Mungkin dulu ibu Anda pernah berkata atau berpesan jangan menggunakan kata-kata kutukan agar tidak membuat orang berpikir bahwa Anda kurang berpendidikan daripada kondisi Anda sebenarnya. Pesan atau nasihat ini mungkin ada benarnya, bahkan di dunia media sosial seperti sekarang ini di mana sangat banyak pengguna media sosial seperti Twitter bersumpah serapah di timeline mereka.

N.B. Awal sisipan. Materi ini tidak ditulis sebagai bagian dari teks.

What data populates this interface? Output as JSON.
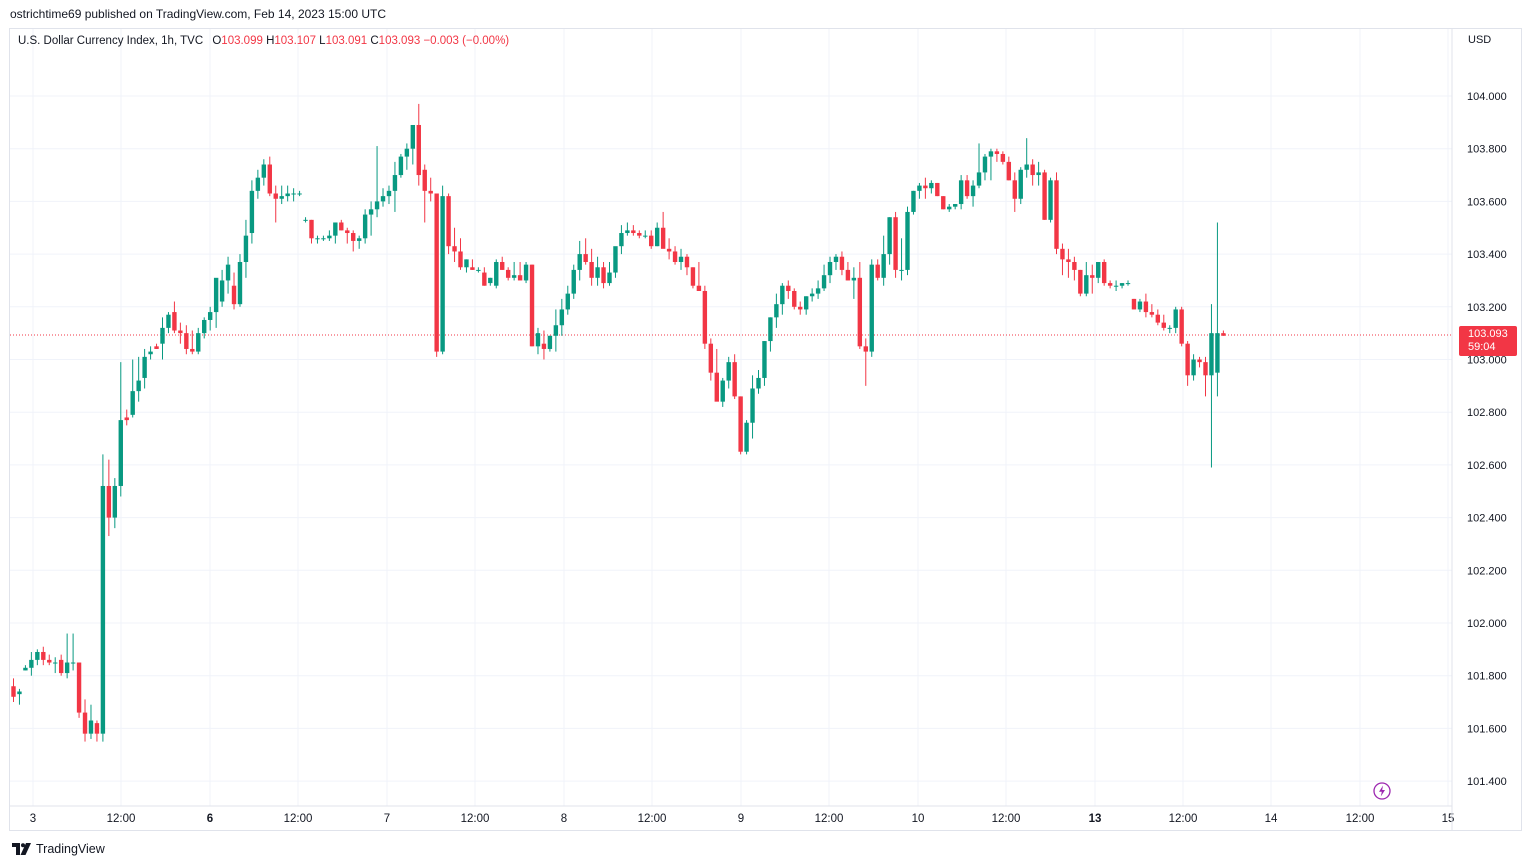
{
  "header": {
    "published_text": "ostrichtime69 published on TradingView.com, Feb 14, 2023 15:00 UTC"
  },
  "legend": {
    "symbol": "U.S. Dollar Currency Index, 1h, TVC",
    "open_label": "O",
    "open": "103.099",
    "high_label": "H",
    "high": "103.107",
    "low_label": "L",
    "low": "103.091",
    "close_label": "C",
    "close": "103.093",
    "change": "−0.003 (−0.00%)"
  },
  "axis": {
    "currency": "USD"
  },
  "price_badge": {
    "price": "103.093",
    "countdown": "59:04"
  },
  "footer": {
    "brand": "TradingView"
  },
  "colors": {
    "up": "#089981",
    "down": "#f23645",
    "grid": "#f0f3fa",
    "text": "#131722"
  },
  "icons": [
    "tradingview-logo-icon",
    "lightning-icon"
  ],
  "chart_data": {
    "type": "candlestick",
    "interval": "1h",
    "ylim": [
      101.3,
      104.25
    ],
    "y_ticks": [
      101.4,
      101.6,
      101.8,
      102.0,
      102.2,
      102.4,
      102.6,
      102.8,
      103.0,
      103.2,
      103.4,
      103.6,
      103.8,
      104.0
    ],
    "x_ticks": [
      "3",
      "12:00",
      "6",
      "12:00",
      "7",
      "12:00",
      "8",
      "12:00",
      "9",
      "12:00",
      "10",
      "12:00",
      "13",
      "12:00",
      "14",
      "12:00",
      "15"
    ],
    "bold_x_ticks": [
      "6",
      "13"
    ],
    "last_price": 103.093,
    "candles": [
      [
        101.76,
        101.79,
        101.7,
        101.72
      ],
      [
        101.73,
        101.75,
        101.69,
        101.74
      ],
      [
        101.82,
        101.84,
        101.82,
        101.83
      ],
      [
        101.83,
        101.89,
        101.8,
        101.86
      ],
      [
        101.86,
        101.9,
        101.84,
        101.89
      ],
      [
        101.89,
        101.91,
        101.84,
        101.86
      ],
      [
        101.86,
        101.88,
        101.84,
        101.85
      ],
      [
        101.85,
        101.87,
        101.81,
        101.85
      ],
      [
        101.86,
        101.88,
        101.8,
        101.81
      ],
      [
        101.81,
        101.96,
        101.79,
        101.85
      ],
      [
        101.85,
        101.96,
        101.82,
        101.85
      ],
      [
        101.85,
        101.85,
        101.64,
        101.66
      ],
      [
        101.66,
        101.71,
        101.55,
        101.58
      ],
      [
        101.58,
        101.69,
        101.56,
        101.63
      ],
      [
        101.62,
        101.63,
        101.55,
        101.58
      ],
      [
        101.58,
        102.64,
        101.55,
        102.52
      ],
      [
        102.52,
        102.62,
        102.33,
        102.4
      ],
      [
        102.4,
        102.55,
        102.36,
        102.52
      ],
      [
        102.52,
        102.99,
        102.48,
        102.77
      ],
      [
        102.78,
        102.81,
        102.75,
        102.77
      ],
      [
        102.79,
        103.0,
        102.78,
        102.88
      ],
      [
        102.88,
        103.01,
        102.84,
        102.92
      ],
      [
        102.93,
        103.04,
        102.89,
        103.01
      ],
      [
        103.02,
        103.05,
        103.0,
        103.03
      ],
      [
        103.05,
        103.06,
        103.04,
        103.04
      ],
      [
        103.06,
        103.16,
        103.0,
        103.12
      ],
      [
        103.12,
        103.18,
        103.1,
        103.17
      ],
      [
        103.18,
        103.22,
        103.1,
        103.11
      ],
      [
        103.11,
        103.14,
        103.06,
        103.1
      ],
      [
        103.1,
        103.13,
        103.02,
        103.04
      ],
      [
        103.04,
        103.11,
        103.02,
        103.03
      ],
      [
        103.03,
        103.12,
        103.02,
        103.1
      ],
      [
        103.1,
        103.16,
        103.08,
        103.15
      ],
      [
        103.15,
        103.2,
        103.11,
        103.18
      ],
      [
        103.18,
        103.3,
        103.12,
        103.31
      ],
      [
        103.22,
        103.34,
        103.2,
        103.3
      ],
      [
        103.3,
        103.39,
        103.25,
        103.36
      ],
      [
        103.28,
        103.33,
        103.19,
        103.21
      ],
      [
        103.21,
        103.4,
        103.2,
        103.37
      ],
      [
        103.37,
        103.53,
        103.31,
        103.47
      ],
      [
        103.48,
        103.68,
        103.44,
        103.64
      ],
      [
        103.64,
        103.72,
        103.61,
        103.69
      ],
      [
        103.69,
        103.76,
        103.66,
        103.74
      ],
      [
        103.74,
        103.77,
        103.62,
        103.63
      ],
      [
        103.63,
        103.66,
        103.52,
        103.61
      ],
      [
        103.61,
        103.66,
        103.59,
        103.62
      ],
      [
        103.62,
        103.66,
        103.6,
        103.63
      ],
      [
        103.63,
        103.65,
        103.6,
        103.63
      ],
      [
        103.63,
        103.64,
        103.62,
        103.63
      ],
      [
        103.53,
        103.54,
        103.52,
        103.53
      ],
      [
        103.53,
        103.53,
        103.44,
        103.46
      ],
      [
        103.46,
        103.47,
        103.44,
        103.46
      ],
      [
        103.46,
        103.47,
        103.45,
        103.46
      ],
      [
        103.46,
        103.49,
        103.45,
        103.47
      ],
      [
        103.47,
        103.52,
        103.44,
        103.52
      ],
      [
        103.52,
        103.53,
        103.49,
        103.49
      ],
      [
        103.49,
        103.5,
        103.44,
        103.48
      ],
      [
        103.48,
        103.49,
        103.41,
        103.45
      ],
      [
        103.45,
        103.47,
        103.42,
        103.46
      ],
      [
        103.46,
        103.57,
        103.44,
        103.55
      ],
      [
        103.55,
        103.6,
        103.47,
        103.57
      ],
      [
        103.57,
        103.81,
        103.54,
        103.6
      ],
      [
        103.6,
        103.65,
        103.58,
        103.62
      ],
      [
        103.62,
        103.66,
        103.59,
        103.64
      ],
      [
        103.64,
        103.75,
        103.56,
        103.7
      ],
      [
        103.7,
        103.78,
        103.69,
        103.77
      ],
      [
        103.77,
        103.82,
        103.72,
        103.8
      ],
      [
        103.8,
        103.89,
        103.74,
        103.89
      ],
      [
        103.89,
        103.97,
        103.66,
        103.7
      ],
      [
        103.72,
        103.74,
        103.52,
        103.64
      ],
      [
        103.64,
        103.69,
        103.6,
        103.63
      ],
      [
        103.63,
        103.63,
        103.01,
        103.03
      ],
      [
        103.03,
        103.66,
        103.02,
        103.62
      ],
      [
        103.62,
        103.63,
        103.4,
        103.43
      ],
      [
        103.43,
        103.5,
        103.37,
        103.41
      ],
      [
        103.41,
        103.46,
        103.34,
        103.35
      ],
      [
        103.35,
        103.38,
        103.33,
        103.38
      ],
      [
        103.35,
        103.38,
        103.34,
        103.34
      ],
      [
        103.34,
        103.35,
        103.33,
        103.34
      ],
      [
        103.33,
        103.35,
        103.28,
        103.28
      ],
      [
        103.29,
        103.31,
        103.28,
        103.31
      ],
      [
        103.28,
        103.38,
        103.27,
        103.37
      ],
      [
        103.37,
        103.39,
        103.34,
        103.34
      ],
      [
        103.34,
        103.35,
        103.3,
        103.31
      ],
      [
        103.31,
        103.37,
        103.3,
        103.32
      ],
      [
        103.32,
        103.37,
        103.3,
        103.3
      ],
      [
        103.3,
        103.37,
        103.29,
        103.36
      ],
      [
        103.36,
        103.36,
        103.05,
        103.05
      ],
      [
        103.05,
        103.12,
        103.02,
        103.1
      ],
      [
        103.06,
        103.11,
        103.0,
        103.04
      ],
      [
        103.04,
        103.09,
        103.03,
        103.09
      ],
      [
        103.09,
        103.19,
        103.03,
        103.13
      ],
      [
        103.13,
        103.23,
        103.09,
        103.19
      ],
      [
        103.19,
        103.28,
        103.17,
        103.25
      ],
      [
        103.25,
        103.36,
        103.23,
        103.34
      ],
      [
        103.34,
        103.45,
        103.3,
        103.4
      ],
      [
        103.4,
        103.46,
        103.36,
        103.37
      ],
      [
        103.37,
        103.42,
        103.28,
        103.31
      ],
      [
        103.31,
        103.39,
        103.28,
        103.35
      ],
      [
        103.35,
        103.37,
        103.27,
        103.29
      ],
      [
        103.29,
        103.37,
        103.28,
        103.33
      ],
      [
        103.33,
        103.42,
        103.31,
        103.43
      ],
      [
        103.43,
        103.51,
        103.4,
        103.48
      ],
      [
        103.48,
        103.52,
        103.47,
        103.49
      ],
      [
        103.49,
        103.51,
        103.47,
        103.48
      ],
      [
        103.48,
        103.49,
        103.46,
        103.47
      ],
      [
        103.47,
        103.49,
        103.46,
        103.47
      ],
      [
        103.47,
        103.49,
        103.42,
        103.43
      ],
      [
        103.43,
        103.52,
        103.43,
        103.5
      ],
      [
        103.5,
        103.56,
        103.43,
        103.42
      ],
      [
        103.42,
        103.46,
        103.38,
        103.41
      ],
      [
        103.41,
        103.43,
        103.36,
        103.37
      ],
      [
        103.37,
        103.42,
        103.34,
        103.39
      ],
      [
        103.39,
        103.4,
        103.32,
        103.35
      ],
      [
        103.35,
        103.35,
        103.27,
        103.28
      ],
      [
        103.28,
        103.37,
        103.26,
        103.26
      ],
      [
        103.26,
        103.28,
        103.04,
        103.06
      ],
      [
        103.06,
        103.08,
        102.92,
        102.95
      ],
      [
        102.95,
        103.04,
        102.85,
        102.84
      ],
      [
        102.84,
        102.93,
        102.82,
        102.92
      ],
      [
        102.92,
        103.01,
        102.89,
        102.99
      ],
      [
        102.99,
        103.02,
        102.85,
        102.86
      ],
      [
        102.86,
        102.86,
        102.64,
        102.65
      ],
      [
        102.65,
        102.77,
        102.64,
        102.76
      ],
      [
        102.76,
        102.94,
        102.7,
        102.89
      ],
      [
        102.89,
        102.96,
        102.87,
        102.93
      ],
      [
        102.93,
        103.07,
        102.9,
        103.07
      ],
      [
        103.07,
        103.16,
        103.03,
        103.16
      ],
      [
        103.16,
        103.25,
        103.12,
        103.21
      ],
      [
        103.21,
        103.29,
        103.17,
        103.28
      ],
      [
        103.28,
        103.3,
        103.23,
        103.26
      ],
      [
        103.26,
        103.27,
        103.19,
        103.2
      ],
      [
        103.2,
        103.22,
        103.17,
        103.19
      ],
      [
        103.19,
        103.24,
        103.17,
        103.24
      ],
      [
        103.24,
        103.27,
        103.22,
        103.25
      ],
      [
        103.25,
        103.3,
        103.23,
        103.27
      ],
      [
        103.27,
        103.36,
        103.26,
        103.32
      ],
      [
        103.32,
        103.39,
        103.29,
        103.37
      ],
      [
        103.37,
        103.4,
        103.34,
        103.39
      ],
      [
        103.39,
        103.41,
        103.32,
        103.34
      ],
      [
        103.34,
        103.37,
        103.3,
        103.3
      ],
      [
        103.3,
        103.35,
        103.23,
        103.31
      ],
      [
        103.31,
        103.37,
        103.04,
        103.05
      ],
      [
        103.05,
        103.08,
        102.9,
        103.03
      ],
      [
        103.03,
        103.38,
        103.01,
        103.36
      ],
      [
        103.36,
        103.38,
        103.3,
        103.31
      ],
      [
        103.31,
        103.47,
        103.28,
        103.4
      ],
      [
        103.4,
        103.54,
        103.36,
        103.54
      ],
      [
        103.54,
        103.56,
        103.31,
        103.34
      ],
      [
        103.34,
        103.46,
        103.3,
        103.34
      ],
      [
        103.34,
        103.58,
        103.32,
        103.56
      ],
      [
        103.56,
        103.64,
        103.55,
        103.64
      ],
      [
        103.64,
        103.67,
        103.61,
        103.66
      ],
      [
        103.66,
        103.69,
        103.61,
        103.65
      ],
      [
        103.65,
        103.68,
        103.63,
        103.67
      ],
      [
        103.67,
        103.67,
        103.62,
        103.62
      ],
      [
        103.62,
        103.62,
        103.57,
        103.57
      ],
      [
        103.57,
        103.59,
        103.56,
        103.58
      ],
      [
        103.58,
        103.59,
        103.57,
        103.59
      ],
      [
        103.59,
        103.7,
        103.57,
        103.68
      ],
      [
        103.68,
        103.7,
        103.61,
        103.62
      ],
      [
        103.62,
        103.68,
        103.58,
        103.66
      ],
      [
        103.66,
        103.82,
        103.65,
        103.71
      ],
      [
        103.71,
        103.78,
        103.68,
        103.77
      ],
      [
        103.77,
        103.8,
        103.68,
        103.79
      ],
      [
        103.79,
        103.8,
        103.75,
        103.78
      ],
      [
        103.78,
        103.79,
        103.74,
        103.75
      ],
      [
        103.75,
        103.77,
        103.68,
        103.68
      ],
      [
        103.68,
        103.71,
        103.56,
        103.61
      ],
      [
        103.61,
        103.73,
        103.59,
        103.72
      ],
      [
        103.72,
        103.84,
        103.69,
        103.74
      ],
      [
        103.74,
        103.76,
        103.66,
        103.7
      ],
      [
        103.7,
        103.75,
        103.66,
        103.71
      ],
      [
        103.71,
        103.72,
        103.53,
        103.53
      ],
      [
        103.53,
        103.69,
        103.52,
        103.68
      ],
      [
        103.68,
        103.71,
        103.4,
        103.42
      ],
      [
        103.42,
        103.44,
        103.32,
        103.38
      ],
      [
        103.38,
        103.42,
        103.31,
        103.37
      ],
      [
        103.37,
        103.39,
        103.3,
        103.34
      ],
      [
        103.34,
        103.34,
        103.24,
        103.25
      ],
      [
        103.25,
        103.37,
        103.24,
        103.32
      ],
      [
        103.32,
        103.36,
        103.25,
        103.31
      ],
      [
        103.31,
        103.36,
        103.29,
        103.37
      ],
      [
        103.37,
        103.38,
        103.28,
        103.29
      ],
      [
        103.29,
        103.3,
        103.27,
        103.28
      ],
      [
        103.28,
        103.3,
        103.26,
        103.28
      ],
      [
        103.28,
        103.29,
        103.27,
        103.29
      ],
      [
        103.29,
        103.3,
        103.28,
        103.29
      ],
      [
        103.23,
        103.23,
        103.19,
        103.19
      ],
      [
        103.19,
        103.23,
        103.18,
        103.22
      ],
      [
        103.22,
        103.25,
        103.16,
        103.18
      ],
      [
        103.18,
        103.21,
        103.16,
        103.17
      ],
      [
        103.17,
        103.19,
        103.13,
        103.14
      ],
      [
        103.14,
        103.17,
        103.11,
        103.12
      ],
      [
        103.12,
        103.13,
        103.1,
        103.12
      ],
      [
        103.12,
        103.2,
        103.1,
        103.19
      ],
      [
        103.19,
        103.2,
        103.05,
        103.06
      ],
      [
        103.06,
        103.07,
        102.9,
        102.94
      ],
      [
        102.94,
        103.02,
        102.92,
        103.0
      ],
      [
        103.0,
        103.01,
        102.97,
        102.99
      ],
      [
        102.99,
        103.01,
        102.86,
        102.94
      ],
      [
        102.94,
        103.21,
        102.59,
        103.1
      ],
      [
        102.95,
        103.52,
        102.86,
        103.1
      ],
      [
        103.1,
        103.11,
        103.09,
        103.09
      ]
    ]
  }
}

Dalam serangkaian penelitian, psikolog sosial dan ilmuwan komputer dari AS, Jerman, dan Australia menganalisis tweet publik untuk menilai apa kesimpulan yang ditarik orang lain terhadap mereka yang melakukan tweet tersebut. Dari penelitian tersebut ditemukan bahwa ketika seseorang memposting tweet menyumpah di Twitter mereka, peserta penelitian mengklasifikasn mereka ke dalam kelompok orang yang tak pernah mengenal sekolah atau tidak berpendidikan. Kadang-kadang asumsi ini akurat, tetapi peserta penelitian cenderung berlebihan memberikan atribut di mana bahasa percakapan seperti “lol,” “wanna”, dan “gonna” dianggap termasuk kelompok non-berpendidikan tinggi.
Untuk salah satu percobaan, 481 peserta penelitian diminta untuk mengkategorikan 1.000 penulis tweet berdasarkan tingkat pendidikan yang hanya dilihat pada isi posting media sosial mereka. Para peneliti menggunakan bentuk kecerdasan buatan yang disebut natural language processing (NLP) untuk memisahkan stereotip yang masuk akal dari orang-orang yang tidak benar.
Para peneliti menunjukkan satu set perilaku yang digambarkan melalui pilihan bahasa yang digunakan pada media sosial dan meminta orang untuk menebak identitas orang yang melakukan tweet. Menyumpah adalah hal yang sangat menonjol untuk contoh stereotip yang tidak akurat. Bahasa percakapan secara otomatis menurunkan dugaan tingkat pendidikan yang melakukan tweet dan peserta mengasumsikan bahwa orang dengan gelar pendidikan tinggi tidak pernah menyumpah (sesuatu yang tidak benar).
Percobaan yang berbeda dalam studi yang sama meminta peserta untuk membuat penilaian tentang usia, jenis kelamin dan afiliasi politik mengungkapkan sejumlah stereotip tidak berdasar lainnya. Siapa pun yang menulis tentang teknologi diklasifikasikan sebagai laki-laki. Sentuhan feminitas dalam pilihan kata-kata yang disampaikan mengklasifikasikan seseorang liberal dan bahasa maskulin menunjukkan kepada peserta bahwa seseorang adalah konservatif.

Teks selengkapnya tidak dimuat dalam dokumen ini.